Horse Activities: Ranch Riding

A relatively new but popular division in Western riding competition, Ranch Riding uses patterns to show off a working horse’s abilities. The patterns might include obstacles such as gates, logs or poles and might also require the horses to work around cattle.

In Ranch Riding classes, judges are looking for the following:

  • Versatility: the horse’s working ability as exhibited performing a pattern of required maneuvers and obstacles
  • Quality of movement: straight, free-flowing, naturally ground-covering and forward at working speed, with an even cadence and smooth transitions, ideally on a soft rein or light contact
  • Manners, attitude and responsiveness—a horse that looks willing, seems pleasant to ride and gets the job done

One of four prescribed patterns may be used, and the maneuvers may be performed in various combinations with the judge’s approval. Each horse and rider work through the pattern individually; there is no time limit.

Different association rulebooks may specify different requirements for Ranch Riding patterns, and they may vary, too, according to the level of the class. However, the required maneuvers almost always include: walk, jog and lope in both directions; extended jog and lope in at least one direction; a stop; and a back. The optional maneuvers might include: a side pass; a simple or flying change of lead; a walk, jog or lope over logs or pole(s); turns of 360° or more, in either direction; or some other maneuver that might be typical for a ranch horse.
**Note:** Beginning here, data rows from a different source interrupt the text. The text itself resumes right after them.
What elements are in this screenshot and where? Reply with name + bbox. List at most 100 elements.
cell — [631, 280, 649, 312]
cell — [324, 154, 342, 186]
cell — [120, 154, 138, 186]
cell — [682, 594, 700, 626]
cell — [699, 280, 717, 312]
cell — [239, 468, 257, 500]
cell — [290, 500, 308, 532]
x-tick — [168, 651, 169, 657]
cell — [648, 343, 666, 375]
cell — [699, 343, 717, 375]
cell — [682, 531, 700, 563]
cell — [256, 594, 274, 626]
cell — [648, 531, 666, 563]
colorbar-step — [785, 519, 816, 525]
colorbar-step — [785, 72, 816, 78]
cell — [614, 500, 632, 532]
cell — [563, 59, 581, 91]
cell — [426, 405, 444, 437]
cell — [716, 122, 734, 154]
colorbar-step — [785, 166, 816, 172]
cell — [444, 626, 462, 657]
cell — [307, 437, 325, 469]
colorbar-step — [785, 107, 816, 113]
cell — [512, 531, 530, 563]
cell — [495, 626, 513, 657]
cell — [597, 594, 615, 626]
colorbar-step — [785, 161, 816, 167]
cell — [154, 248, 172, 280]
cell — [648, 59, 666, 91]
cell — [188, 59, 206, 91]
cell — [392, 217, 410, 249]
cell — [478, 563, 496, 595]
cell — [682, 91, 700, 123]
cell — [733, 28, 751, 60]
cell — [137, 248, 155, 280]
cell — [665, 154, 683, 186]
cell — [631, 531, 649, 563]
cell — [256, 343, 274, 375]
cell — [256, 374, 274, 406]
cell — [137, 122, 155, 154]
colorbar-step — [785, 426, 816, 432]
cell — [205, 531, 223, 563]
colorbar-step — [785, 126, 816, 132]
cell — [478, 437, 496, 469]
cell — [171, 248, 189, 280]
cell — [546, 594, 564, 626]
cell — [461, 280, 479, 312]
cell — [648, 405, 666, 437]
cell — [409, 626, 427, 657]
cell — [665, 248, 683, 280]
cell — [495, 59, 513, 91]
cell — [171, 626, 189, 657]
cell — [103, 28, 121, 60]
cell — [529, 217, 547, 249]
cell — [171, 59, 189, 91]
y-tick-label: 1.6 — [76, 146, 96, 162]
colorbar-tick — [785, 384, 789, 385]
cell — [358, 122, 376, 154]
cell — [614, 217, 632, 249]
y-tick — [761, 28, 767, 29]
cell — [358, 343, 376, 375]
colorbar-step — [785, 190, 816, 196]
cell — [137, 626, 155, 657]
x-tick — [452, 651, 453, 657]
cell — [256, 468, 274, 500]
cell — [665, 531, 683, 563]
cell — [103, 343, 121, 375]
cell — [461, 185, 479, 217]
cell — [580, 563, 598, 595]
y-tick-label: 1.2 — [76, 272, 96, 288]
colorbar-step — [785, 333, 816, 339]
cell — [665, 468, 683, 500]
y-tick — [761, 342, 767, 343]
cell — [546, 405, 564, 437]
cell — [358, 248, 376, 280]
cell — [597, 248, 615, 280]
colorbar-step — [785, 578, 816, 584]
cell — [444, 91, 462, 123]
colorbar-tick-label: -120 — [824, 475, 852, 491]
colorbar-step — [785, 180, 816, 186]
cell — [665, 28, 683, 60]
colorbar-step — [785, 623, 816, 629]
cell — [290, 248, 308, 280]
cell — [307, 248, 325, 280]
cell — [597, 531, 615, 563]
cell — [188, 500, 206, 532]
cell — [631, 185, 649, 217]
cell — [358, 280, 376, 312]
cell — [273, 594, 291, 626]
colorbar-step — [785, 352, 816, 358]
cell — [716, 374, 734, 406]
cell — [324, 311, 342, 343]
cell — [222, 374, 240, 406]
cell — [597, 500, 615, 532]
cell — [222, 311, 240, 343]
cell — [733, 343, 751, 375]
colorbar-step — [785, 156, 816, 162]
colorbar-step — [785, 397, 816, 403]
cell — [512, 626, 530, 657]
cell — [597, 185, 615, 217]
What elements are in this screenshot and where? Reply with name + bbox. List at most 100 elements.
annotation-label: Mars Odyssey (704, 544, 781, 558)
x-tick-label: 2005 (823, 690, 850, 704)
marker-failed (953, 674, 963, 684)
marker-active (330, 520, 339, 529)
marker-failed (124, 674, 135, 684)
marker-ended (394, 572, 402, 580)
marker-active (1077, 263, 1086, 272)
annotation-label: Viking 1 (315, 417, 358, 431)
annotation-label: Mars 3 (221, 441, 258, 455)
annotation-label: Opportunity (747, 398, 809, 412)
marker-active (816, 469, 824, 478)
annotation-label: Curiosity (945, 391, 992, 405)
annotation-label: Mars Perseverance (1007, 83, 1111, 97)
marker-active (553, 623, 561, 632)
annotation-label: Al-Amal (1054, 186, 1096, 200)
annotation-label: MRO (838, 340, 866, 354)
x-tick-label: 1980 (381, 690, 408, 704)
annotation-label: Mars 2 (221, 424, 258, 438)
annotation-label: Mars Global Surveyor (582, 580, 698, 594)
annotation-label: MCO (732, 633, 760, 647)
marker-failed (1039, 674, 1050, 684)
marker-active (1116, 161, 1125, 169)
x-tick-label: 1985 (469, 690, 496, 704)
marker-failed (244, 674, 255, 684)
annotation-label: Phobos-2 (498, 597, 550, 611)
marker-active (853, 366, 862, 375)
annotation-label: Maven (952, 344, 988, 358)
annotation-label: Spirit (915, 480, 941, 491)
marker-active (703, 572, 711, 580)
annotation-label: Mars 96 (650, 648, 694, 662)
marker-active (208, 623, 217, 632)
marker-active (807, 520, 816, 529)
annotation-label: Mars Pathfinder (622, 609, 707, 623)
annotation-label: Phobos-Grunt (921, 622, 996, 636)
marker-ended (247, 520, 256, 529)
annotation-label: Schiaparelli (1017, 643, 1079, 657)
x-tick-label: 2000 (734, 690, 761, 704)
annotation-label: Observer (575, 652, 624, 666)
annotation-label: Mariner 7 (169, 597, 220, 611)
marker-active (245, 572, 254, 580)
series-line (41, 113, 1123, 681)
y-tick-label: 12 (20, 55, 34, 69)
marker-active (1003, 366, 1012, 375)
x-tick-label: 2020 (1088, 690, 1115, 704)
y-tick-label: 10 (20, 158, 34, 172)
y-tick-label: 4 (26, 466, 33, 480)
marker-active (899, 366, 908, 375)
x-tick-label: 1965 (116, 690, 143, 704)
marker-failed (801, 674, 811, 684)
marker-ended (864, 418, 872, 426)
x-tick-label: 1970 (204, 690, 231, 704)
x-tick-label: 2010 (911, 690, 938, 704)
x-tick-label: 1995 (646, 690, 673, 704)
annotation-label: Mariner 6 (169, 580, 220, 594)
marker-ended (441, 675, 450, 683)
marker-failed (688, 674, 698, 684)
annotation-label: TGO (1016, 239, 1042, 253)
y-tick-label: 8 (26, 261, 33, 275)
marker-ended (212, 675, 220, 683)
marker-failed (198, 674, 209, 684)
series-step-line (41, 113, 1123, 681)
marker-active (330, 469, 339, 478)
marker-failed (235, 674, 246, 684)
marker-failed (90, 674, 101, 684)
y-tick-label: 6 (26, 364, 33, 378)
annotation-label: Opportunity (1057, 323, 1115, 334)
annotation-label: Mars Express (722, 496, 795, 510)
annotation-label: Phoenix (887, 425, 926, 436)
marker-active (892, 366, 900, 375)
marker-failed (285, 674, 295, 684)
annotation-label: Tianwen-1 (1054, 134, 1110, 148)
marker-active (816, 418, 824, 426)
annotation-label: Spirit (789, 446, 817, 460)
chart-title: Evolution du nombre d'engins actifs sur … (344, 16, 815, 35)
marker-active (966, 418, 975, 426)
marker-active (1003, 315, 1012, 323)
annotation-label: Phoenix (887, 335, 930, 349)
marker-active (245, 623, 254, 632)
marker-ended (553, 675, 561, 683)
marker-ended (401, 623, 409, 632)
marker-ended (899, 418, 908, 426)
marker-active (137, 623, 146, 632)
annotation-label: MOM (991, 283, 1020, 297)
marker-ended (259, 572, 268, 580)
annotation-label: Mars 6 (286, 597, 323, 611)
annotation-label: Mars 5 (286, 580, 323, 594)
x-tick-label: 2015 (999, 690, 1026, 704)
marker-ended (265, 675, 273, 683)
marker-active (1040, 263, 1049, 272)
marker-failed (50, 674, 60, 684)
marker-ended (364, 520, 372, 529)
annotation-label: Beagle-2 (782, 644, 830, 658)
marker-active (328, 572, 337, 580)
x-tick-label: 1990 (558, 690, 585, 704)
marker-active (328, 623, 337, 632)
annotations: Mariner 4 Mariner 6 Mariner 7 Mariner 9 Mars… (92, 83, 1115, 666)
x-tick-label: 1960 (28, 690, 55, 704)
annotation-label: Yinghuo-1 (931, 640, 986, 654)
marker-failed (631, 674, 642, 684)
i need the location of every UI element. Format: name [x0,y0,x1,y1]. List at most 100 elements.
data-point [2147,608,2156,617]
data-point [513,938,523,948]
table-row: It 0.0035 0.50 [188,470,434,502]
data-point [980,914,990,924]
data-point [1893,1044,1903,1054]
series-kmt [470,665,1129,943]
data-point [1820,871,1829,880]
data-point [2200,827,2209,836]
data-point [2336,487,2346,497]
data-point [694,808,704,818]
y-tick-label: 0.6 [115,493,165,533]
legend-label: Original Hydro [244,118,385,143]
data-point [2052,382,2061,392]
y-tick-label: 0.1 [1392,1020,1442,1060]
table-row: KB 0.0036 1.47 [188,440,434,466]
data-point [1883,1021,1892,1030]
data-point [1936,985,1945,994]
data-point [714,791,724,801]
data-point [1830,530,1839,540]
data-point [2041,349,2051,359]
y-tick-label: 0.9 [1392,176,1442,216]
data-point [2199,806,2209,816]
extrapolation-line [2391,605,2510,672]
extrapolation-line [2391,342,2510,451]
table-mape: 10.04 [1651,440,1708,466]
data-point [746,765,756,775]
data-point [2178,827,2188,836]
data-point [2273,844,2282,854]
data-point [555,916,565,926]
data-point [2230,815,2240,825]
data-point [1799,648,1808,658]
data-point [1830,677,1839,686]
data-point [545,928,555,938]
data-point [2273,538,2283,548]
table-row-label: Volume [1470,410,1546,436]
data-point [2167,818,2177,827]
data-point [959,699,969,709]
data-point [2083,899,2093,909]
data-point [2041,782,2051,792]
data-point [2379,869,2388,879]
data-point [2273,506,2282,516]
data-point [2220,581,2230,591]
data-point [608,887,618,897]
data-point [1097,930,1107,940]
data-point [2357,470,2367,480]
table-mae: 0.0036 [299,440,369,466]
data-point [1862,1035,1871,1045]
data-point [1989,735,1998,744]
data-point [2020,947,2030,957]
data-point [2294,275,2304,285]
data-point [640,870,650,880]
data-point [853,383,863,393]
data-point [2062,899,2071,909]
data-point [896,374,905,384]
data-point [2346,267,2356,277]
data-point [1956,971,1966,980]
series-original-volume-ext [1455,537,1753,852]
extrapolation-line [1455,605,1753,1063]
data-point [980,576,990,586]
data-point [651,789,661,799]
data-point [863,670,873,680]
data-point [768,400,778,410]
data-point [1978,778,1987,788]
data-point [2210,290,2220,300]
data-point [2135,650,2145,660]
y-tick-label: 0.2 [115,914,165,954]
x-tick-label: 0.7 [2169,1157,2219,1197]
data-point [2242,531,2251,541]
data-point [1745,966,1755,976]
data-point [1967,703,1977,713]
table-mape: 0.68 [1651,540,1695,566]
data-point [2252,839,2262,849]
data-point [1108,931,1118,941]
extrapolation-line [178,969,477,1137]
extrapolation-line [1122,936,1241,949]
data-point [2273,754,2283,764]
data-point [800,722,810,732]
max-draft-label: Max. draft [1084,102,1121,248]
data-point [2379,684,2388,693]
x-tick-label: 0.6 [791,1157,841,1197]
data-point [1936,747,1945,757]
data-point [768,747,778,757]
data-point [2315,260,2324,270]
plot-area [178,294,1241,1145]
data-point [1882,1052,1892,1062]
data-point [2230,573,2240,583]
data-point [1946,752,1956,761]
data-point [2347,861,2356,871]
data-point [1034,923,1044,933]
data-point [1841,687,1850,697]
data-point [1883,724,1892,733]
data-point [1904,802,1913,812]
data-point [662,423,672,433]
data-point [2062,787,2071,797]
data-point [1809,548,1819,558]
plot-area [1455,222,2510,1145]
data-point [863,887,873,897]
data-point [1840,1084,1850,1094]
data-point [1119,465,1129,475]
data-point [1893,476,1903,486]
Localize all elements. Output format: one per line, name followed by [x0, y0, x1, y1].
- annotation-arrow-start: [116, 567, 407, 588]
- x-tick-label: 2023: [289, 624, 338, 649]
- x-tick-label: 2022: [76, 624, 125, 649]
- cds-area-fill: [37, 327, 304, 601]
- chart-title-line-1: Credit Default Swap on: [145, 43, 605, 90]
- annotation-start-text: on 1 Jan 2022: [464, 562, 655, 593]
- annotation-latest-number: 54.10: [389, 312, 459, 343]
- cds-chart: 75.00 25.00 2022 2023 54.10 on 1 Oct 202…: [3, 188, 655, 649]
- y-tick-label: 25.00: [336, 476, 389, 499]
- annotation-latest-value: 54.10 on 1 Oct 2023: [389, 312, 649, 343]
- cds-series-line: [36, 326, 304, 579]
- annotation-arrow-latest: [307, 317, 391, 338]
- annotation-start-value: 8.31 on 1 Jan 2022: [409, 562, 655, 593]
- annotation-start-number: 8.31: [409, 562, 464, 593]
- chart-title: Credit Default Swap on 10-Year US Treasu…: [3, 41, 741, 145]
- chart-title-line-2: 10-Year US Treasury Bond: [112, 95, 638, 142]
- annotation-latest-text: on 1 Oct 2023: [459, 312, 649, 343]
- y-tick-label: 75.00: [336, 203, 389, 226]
Scoring is generally on the basis of 0 to 100; each maneuver receives a score that should be added or subtracted from the average score of 70 and is subject to a penalty that should be subtracted. Penalties may be given for issues such as breaking gait, inappropriate speed, incorrect lead, going off pattern, lack of natural ranch horse appearance, illegal equipment or disobedience.

The most successful horse breeds in Ranch Riding are generally American Quarter Horse, Paint Horse and Appaloosa or other stock types, and standard working Western tack is preferred in these classes.